$\newcommand{\dydxt}[2]{\frac{d#1}{d#2}}
\newcommand{\dydx}[2]{\frac{\partial#1}{\partial#2}}$
For simplicity we consider the case of a single particle moving in a potential.
Suppose we are given a wave function
\begin{eqnarray*} \psi(x)=\left(\frac{\alpha}{\pi}\right)^{\frac{1}{4}}
\exp(-\alpha x^2/2)\end{eqnarray*}
as the sate of the particle at some fixed time. What do we conclude? Is it the ground state of a particle bound to the point $x=0$ by a harmonic force or is it the gaussian wave-packet of a free particle?
The point to understand here is that we can say nothing about a particle by just looking at its wave function. We must know the Hamiltonian of the system. We have to see how does the wave function change with time in order to see whether it belongs to a free particle or an interacting particle. We must know the {\em time dependence} of the wave function. And not just of one wave function but that of a complete basis of wave functions.

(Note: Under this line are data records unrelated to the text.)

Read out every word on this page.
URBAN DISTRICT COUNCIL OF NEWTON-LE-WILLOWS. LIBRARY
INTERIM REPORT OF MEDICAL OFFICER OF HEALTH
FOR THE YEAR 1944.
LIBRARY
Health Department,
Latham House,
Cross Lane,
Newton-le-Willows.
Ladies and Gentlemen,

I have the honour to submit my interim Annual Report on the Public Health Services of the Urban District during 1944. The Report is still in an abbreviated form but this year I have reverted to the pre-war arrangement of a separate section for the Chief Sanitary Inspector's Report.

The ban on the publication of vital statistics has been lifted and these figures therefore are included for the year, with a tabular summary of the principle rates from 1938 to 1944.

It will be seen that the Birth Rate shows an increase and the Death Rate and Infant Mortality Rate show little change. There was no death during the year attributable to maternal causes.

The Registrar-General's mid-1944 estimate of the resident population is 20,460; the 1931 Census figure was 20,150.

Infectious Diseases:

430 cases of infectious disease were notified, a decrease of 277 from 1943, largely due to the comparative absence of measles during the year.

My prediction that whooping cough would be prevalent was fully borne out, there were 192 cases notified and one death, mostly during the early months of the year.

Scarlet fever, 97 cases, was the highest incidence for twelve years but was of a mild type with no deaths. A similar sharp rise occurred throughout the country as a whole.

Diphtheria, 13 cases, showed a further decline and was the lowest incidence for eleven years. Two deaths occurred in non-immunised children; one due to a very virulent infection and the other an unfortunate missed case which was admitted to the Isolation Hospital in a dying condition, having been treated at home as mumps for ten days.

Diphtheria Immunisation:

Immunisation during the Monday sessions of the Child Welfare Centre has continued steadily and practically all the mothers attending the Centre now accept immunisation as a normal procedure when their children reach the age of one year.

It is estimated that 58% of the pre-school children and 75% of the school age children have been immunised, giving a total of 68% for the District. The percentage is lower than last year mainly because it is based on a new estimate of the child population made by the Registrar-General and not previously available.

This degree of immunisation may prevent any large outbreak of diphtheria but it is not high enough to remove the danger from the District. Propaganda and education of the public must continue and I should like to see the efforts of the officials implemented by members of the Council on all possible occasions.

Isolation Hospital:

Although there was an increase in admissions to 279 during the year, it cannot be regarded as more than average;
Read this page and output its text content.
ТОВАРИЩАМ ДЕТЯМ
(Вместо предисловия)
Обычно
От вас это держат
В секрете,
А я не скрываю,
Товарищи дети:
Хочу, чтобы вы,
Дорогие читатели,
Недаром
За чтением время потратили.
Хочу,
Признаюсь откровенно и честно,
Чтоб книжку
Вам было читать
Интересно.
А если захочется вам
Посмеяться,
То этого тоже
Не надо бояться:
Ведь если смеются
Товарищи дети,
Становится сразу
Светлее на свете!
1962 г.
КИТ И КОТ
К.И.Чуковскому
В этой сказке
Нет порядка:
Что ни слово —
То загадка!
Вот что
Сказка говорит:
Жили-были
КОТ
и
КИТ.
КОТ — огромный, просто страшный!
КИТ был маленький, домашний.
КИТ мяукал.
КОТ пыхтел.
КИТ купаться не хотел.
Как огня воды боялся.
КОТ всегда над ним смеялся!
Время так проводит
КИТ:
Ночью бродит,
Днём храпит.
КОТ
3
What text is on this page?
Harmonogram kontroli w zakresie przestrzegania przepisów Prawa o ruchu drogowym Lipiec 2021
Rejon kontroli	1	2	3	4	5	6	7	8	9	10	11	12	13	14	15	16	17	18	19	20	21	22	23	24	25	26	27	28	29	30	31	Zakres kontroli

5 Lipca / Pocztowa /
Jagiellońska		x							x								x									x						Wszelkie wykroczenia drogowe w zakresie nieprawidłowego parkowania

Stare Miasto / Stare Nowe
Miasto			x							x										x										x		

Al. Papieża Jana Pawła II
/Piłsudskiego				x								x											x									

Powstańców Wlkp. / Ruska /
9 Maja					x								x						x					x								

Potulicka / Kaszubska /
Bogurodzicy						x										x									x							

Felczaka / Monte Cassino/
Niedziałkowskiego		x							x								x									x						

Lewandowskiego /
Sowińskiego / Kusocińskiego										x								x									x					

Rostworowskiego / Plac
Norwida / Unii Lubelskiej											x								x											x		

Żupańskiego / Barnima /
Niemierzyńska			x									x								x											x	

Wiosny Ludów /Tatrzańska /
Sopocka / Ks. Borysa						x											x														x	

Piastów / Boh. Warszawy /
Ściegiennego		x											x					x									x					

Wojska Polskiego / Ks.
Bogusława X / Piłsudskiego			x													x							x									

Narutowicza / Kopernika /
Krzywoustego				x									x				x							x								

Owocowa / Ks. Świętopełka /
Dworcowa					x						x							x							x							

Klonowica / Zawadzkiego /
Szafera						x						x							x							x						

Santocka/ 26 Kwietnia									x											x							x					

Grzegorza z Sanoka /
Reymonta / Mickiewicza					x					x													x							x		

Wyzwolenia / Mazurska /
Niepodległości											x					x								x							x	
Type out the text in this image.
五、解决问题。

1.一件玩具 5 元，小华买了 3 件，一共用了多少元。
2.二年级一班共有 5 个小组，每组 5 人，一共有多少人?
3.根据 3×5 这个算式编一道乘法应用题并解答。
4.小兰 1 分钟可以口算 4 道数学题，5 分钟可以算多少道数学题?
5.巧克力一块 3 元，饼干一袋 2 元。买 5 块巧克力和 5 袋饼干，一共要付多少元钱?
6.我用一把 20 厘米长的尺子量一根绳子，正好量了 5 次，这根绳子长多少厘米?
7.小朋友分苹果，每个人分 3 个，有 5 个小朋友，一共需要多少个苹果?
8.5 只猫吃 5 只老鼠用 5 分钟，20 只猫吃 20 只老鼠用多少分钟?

For the above example if we know $\psi(x,t)$ for at least a small time interval, then we can calculate
\begin{eqnarray*} i\hbar\dydxt{\psi(x,t)}{t}+\frac{\hbar^2}{2m}\dydx{^2\psi(x,t)}{x^2}. \end{eqnarray*}
If it is zero (for all $x$), even then we can say it is a wave function of a free particle. But whether the system is actually free or not would require knowing the Hamiltonian as an operator.